Elle allait parler de l’atelier en flammes mais quelque chose la retint. Sans savoir pourquoi, elle sentit qu’elle en avait trop dit. Il fallait qu’elle se taise. Elle ajouta alors du bout des lèvres :

—  Je ne sais pas. J’ai dû me tromper. Peut-être que ce n’était pas celui-là.

— C’est bien, je te remercie, reprit Ducoursial. Reviens la semaine prochaine. Tu travailleras encore à côté de Théophilia. Là, tu ne seras pas dérangée par des bavardages inutiles.

Ursulette attendait devant la porte et elles arrivèrent à l’hôtel à l’heure du repas. Lisette s’assit au bout de la table et se mit aussitôt à manger. Mariette qui était à côté d’elle et qui regardait rêveusement le jardin à chaque bouchée dit soudain :

— Tiens, la porte de l’écurie est ouverte !

 Tout le monde leva la tête.

—  Je vais dire à Tonio de la fermer à clé, déclara Marie-Aurore et le repas reprit.

Lisette regagna sa chambre, pleine d’inquiétude pour Soazick : où allait-elle dormir si la porte était fermée ? Que devenait-elle d’ailleurs ? Elle se reposa un peu puis décida de se rendre à l’écurie. Si on l’interrogeait, elle dirait qu’elle avait eu envie de voir les chevaux. Elle sortit par la cuisine, contourna l’hôtel et gagna la large porte cochère qui donnait sur le boulevard. Elle entra prudemment dans le bâtiment. Tout était calme. Les deux chevaux noirs étaient là. La paille près d’eux ne portait la trace d’aucun corps mais Soazick avait pu effacer les marques de son passage.

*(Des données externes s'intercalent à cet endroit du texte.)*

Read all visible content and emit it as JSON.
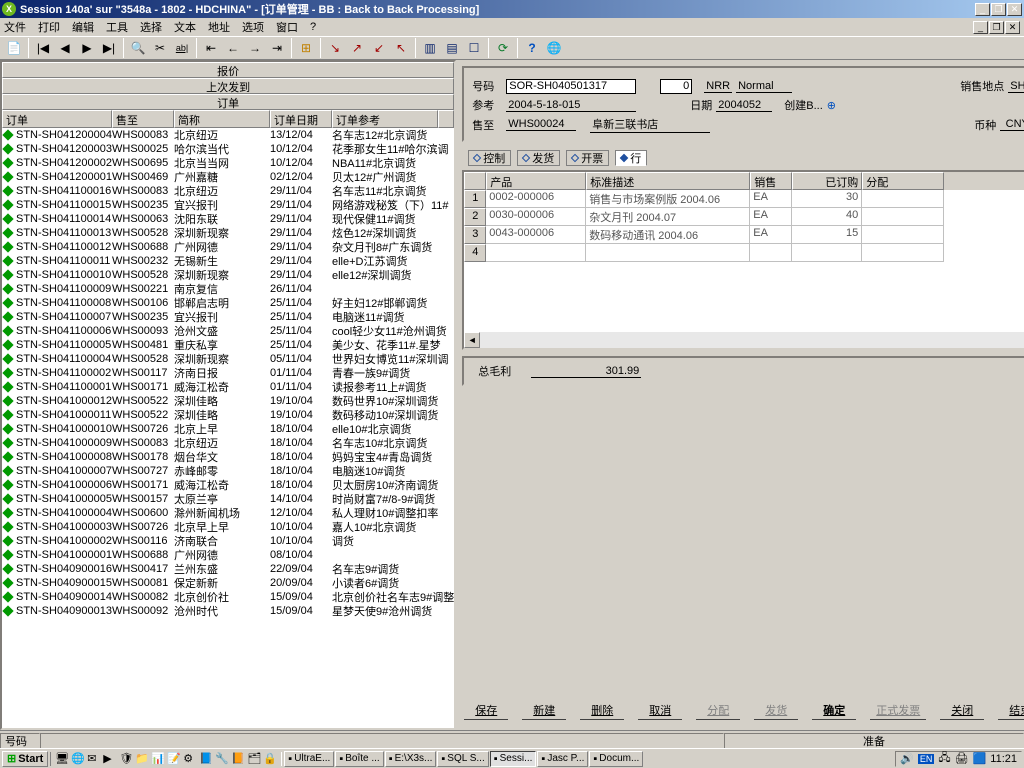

La porte était bien fermée à clé, Lisette l’ouvrit puis elle sortit de l’écurie et regagna le jardin. La neige avait fondu et avec elle les traces de pas mais dans le couloir qui menait à l’escalier de service, elle croisa Sylvie qui la regarda curieusement, lui sembla-t-il. Cela l’alerta : elle courait un grand risque en aidant ainsi son amie. Si le comte venait à l’apprendre, elle serait peut-être chassée ! Que deviendrait-elle alors ? Il fallait qu’elle parle à Soazick, elle irait la voir dès la nuit suivante. En attendant, elle se remémora ce qu’elle avait vécu à l’atelier, tous ces nez qu’elle avait dessinés et l’ennui que cela engendrait chez elle. Allait-elle devoir subir cela longtemps ?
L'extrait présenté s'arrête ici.